The inflammatory versus anti-inflammatory signature, once better defined and validated, can then be used for monitoring the possible interference and alterations in the physiological response caused by nanomedicines in comparative experiments. Analogous models of 'pathological' inflammation (mimicking chronic inflammatory and autoimmune diseases) are being set up and validated in order to define pathology-related molecular signatures. These, in turn, will be used as reference benchmarks for evaluating whether the NP-induced changes can be associated with a pathology-related signature, thus allowing us to predict risk.

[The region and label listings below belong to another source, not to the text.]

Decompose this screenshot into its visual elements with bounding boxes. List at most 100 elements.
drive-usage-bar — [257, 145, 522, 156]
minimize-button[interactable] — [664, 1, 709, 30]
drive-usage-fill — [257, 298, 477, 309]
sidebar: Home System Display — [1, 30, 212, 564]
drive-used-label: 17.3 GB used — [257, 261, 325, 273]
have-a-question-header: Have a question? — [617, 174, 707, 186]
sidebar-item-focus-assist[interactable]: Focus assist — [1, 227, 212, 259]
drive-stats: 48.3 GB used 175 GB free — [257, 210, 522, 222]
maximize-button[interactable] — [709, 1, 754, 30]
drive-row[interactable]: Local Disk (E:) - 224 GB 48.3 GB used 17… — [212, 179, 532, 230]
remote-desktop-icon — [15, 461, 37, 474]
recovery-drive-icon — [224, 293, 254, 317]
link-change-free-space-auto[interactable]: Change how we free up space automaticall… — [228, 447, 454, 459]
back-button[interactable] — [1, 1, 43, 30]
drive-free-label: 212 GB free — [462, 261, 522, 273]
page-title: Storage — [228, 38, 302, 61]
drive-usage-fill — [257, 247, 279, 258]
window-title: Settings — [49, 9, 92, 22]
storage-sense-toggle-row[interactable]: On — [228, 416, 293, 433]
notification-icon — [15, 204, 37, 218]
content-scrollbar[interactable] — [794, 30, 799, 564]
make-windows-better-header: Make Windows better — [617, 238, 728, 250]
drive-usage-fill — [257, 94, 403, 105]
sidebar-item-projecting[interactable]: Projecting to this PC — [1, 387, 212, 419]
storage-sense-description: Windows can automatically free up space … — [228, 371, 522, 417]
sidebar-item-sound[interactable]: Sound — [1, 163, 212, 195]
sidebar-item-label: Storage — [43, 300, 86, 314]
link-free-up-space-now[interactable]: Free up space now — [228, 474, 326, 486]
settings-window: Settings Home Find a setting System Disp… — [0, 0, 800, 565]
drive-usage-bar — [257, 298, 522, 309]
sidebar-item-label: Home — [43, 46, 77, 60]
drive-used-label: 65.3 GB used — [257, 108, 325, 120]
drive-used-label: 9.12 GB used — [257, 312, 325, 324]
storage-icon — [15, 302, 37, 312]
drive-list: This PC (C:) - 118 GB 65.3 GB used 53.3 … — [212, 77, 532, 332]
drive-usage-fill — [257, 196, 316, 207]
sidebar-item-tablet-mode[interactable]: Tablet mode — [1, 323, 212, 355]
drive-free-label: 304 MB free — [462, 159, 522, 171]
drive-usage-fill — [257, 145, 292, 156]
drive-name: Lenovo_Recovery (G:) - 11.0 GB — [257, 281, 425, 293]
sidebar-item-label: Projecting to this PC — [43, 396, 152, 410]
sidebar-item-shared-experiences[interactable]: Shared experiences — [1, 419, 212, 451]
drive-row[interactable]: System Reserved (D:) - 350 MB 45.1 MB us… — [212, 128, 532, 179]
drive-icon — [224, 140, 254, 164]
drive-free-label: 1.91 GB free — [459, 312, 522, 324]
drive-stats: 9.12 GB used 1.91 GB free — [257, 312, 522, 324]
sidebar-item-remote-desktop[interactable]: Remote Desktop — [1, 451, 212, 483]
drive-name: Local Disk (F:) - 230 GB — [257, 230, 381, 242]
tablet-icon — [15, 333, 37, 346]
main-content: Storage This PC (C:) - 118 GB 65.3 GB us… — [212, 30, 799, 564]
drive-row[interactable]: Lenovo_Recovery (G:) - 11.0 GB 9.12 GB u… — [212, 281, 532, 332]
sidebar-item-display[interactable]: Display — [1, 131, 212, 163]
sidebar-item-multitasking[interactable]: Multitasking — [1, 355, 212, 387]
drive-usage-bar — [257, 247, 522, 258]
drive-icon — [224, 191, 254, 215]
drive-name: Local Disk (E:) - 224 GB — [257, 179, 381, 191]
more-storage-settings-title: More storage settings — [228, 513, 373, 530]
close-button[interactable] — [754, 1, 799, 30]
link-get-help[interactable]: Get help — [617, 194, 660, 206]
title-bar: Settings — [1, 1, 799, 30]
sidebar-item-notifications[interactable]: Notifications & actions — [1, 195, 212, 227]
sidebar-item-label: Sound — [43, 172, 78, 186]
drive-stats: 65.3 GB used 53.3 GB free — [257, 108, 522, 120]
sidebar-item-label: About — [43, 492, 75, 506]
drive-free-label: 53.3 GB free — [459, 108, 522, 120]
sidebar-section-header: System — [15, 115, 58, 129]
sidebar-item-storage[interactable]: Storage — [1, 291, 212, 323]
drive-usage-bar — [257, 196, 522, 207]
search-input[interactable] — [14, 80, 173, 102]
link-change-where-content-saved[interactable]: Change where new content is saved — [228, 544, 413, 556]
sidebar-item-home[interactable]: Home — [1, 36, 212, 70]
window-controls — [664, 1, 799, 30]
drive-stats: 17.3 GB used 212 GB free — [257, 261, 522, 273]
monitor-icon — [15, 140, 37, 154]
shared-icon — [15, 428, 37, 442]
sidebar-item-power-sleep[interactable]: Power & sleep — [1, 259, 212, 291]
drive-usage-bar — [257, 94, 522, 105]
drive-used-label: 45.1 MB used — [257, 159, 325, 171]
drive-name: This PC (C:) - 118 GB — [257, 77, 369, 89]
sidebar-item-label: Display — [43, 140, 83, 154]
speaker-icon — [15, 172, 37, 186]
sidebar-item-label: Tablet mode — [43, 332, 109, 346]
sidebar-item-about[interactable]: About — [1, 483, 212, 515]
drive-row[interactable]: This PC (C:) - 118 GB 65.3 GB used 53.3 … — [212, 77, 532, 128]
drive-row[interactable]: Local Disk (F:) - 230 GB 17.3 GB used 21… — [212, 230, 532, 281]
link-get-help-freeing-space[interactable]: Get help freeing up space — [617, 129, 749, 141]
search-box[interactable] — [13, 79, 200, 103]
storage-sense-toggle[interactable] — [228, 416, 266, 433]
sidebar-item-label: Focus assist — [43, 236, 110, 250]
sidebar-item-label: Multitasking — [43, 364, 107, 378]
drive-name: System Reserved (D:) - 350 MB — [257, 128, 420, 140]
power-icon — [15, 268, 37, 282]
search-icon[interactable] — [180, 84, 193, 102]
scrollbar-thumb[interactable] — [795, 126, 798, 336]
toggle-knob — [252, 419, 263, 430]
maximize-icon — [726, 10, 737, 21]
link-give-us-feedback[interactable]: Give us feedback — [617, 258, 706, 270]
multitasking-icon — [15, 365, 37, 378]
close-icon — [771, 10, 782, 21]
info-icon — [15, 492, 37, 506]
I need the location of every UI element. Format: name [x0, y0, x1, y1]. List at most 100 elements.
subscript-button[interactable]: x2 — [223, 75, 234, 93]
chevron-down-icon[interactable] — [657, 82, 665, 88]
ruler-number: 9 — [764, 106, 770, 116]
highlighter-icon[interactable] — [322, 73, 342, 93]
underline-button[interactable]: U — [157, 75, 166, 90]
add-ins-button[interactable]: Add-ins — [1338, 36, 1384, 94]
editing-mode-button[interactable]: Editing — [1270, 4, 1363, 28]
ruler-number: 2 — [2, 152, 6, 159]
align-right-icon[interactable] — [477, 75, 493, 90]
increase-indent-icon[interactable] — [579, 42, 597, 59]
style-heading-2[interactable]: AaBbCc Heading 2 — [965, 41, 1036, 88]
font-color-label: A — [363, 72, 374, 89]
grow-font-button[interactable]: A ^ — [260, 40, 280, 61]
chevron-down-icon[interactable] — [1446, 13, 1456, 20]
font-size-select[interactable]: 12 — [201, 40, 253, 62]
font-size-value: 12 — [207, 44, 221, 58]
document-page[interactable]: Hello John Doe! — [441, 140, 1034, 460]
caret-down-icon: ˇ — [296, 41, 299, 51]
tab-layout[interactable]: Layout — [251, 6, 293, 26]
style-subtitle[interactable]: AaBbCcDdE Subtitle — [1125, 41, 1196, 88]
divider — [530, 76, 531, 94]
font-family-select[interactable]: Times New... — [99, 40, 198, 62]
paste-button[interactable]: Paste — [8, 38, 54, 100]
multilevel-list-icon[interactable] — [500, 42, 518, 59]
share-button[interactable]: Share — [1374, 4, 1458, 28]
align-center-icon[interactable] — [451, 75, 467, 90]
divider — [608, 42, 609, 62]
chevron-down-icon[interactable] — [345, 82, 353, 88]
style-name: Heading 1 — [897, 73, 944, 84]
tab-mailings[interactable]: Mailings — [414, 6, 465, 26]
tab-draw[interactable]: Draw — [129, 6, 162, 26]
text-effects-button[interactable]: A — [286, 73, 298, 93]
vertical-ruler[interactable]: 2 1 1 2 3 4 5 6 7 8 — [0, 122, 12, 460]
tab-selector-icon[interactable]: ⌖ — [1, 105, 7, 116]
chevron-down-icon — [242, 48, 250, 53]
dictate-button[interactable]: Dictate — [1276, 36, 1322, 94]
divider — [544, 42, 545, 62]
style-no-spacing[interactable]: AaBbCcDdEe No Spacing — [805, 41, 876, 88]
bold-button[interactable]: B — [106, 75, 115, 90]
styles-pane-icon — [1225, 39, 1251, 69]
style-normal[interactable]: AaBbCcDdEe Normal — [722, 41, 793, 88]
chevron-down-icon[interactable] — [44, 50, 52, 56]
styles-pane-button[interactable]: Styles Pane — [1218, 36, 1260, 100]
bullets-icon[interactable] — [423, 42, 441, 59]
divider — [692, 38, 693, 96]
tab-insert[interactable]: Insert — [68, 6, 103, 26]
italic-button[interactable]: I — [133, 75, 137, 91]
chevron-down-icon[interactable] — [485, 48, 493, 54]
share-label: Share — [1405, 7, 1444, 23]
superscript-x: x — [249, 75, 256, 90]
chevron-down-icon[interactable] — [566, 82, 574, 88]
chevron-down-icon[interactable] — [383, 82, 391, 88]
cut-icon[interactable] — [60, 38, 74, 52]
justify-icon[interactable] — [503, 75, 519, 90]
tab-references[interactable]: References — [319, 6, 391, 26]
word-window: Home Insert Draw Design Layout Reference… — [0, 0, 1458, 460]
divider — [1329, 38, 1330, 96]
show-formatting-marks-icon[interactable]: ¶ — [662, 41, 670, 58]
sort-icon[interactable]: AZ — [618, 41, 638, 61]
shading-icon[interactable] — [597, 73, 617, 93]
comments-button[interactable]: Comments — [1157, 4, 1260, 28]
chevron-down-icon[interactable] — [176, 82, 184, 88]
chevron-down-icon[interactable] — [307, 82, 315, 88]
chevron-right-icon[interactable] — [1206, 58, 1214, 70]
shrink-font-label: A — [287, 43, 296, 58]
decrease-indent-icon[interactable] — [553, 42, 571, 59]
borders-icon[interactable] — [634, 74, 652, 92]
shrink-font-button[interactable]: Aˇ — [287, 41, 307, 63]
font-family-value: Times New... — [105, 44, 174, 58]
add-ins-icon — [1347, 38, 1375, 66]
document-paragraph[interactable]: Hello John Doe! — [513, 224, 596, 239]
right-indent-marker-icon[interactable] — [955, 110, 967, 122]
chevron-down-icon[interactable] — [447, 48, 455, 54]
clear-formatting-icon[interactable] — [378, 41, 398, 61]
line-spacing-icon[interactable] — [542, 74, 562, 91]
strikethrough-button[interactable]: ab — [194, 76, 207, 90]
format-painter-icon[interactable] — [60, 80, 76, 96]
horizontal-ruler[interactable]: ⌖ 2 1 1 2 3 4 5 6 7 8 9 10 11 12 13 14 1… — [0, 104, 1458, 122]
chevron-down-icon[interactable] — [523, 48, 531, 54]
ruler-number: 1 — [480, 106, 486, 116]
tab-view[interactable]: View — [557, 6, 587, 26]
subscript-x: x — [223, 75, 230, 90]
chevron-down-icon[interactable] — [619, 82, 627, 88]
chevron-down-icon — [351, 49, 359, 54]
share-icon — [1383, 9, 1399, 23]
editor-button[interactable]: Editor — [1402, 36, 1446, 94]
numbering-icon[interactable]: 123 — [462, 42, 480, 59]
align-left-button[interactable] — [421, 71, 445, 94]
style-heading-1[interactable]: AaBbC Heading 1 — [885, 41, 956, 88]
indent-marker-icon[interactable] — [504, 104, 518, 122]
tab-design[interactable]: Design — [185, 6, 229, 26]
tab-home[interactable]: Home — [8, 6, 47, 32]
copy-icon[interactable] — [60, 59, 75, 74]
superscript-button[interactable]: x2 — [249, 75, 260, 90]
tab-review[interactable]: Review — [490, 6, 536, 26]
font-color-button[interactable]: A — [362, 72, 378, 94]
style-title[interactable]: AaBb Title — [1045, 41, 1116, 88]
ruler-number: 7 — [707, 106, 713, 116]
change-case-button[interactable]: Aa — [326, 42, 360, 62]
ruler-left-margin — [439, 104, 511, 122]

While for inflammatory monocytes a reliable in vitro model can be set up with a single cell type, in the case of barrier defense more complex models are required. Furthermore, in such cases, it is important that human primary cells are used, and that the architecture and the general condition of the tissue are reproduced. Along this line, for studying, for instance, the interaction between immune cells of the small intestine with ingested NPs, an epithelial layer should be set up on a suitable permeable substrate in transwell, intraepithelial lymphocytes should be introduced in the layer, macrophages and dendritic cells added to the lower surface of the substrate, synthetic mucus should cover the epithelial surface and the presence of the intestinal flora mimicked with killed bacteria. Only in these kinds of conditions can the interaction of NPs with the intestinal immune cells yield meaningful results. Studies in this direction are being performed, and are paving the way for a more reliable assessment of NP effects on human health.[51]
Nanomedicine. 2012;7(1):121-131. © 2012 Future Medicine Ltd.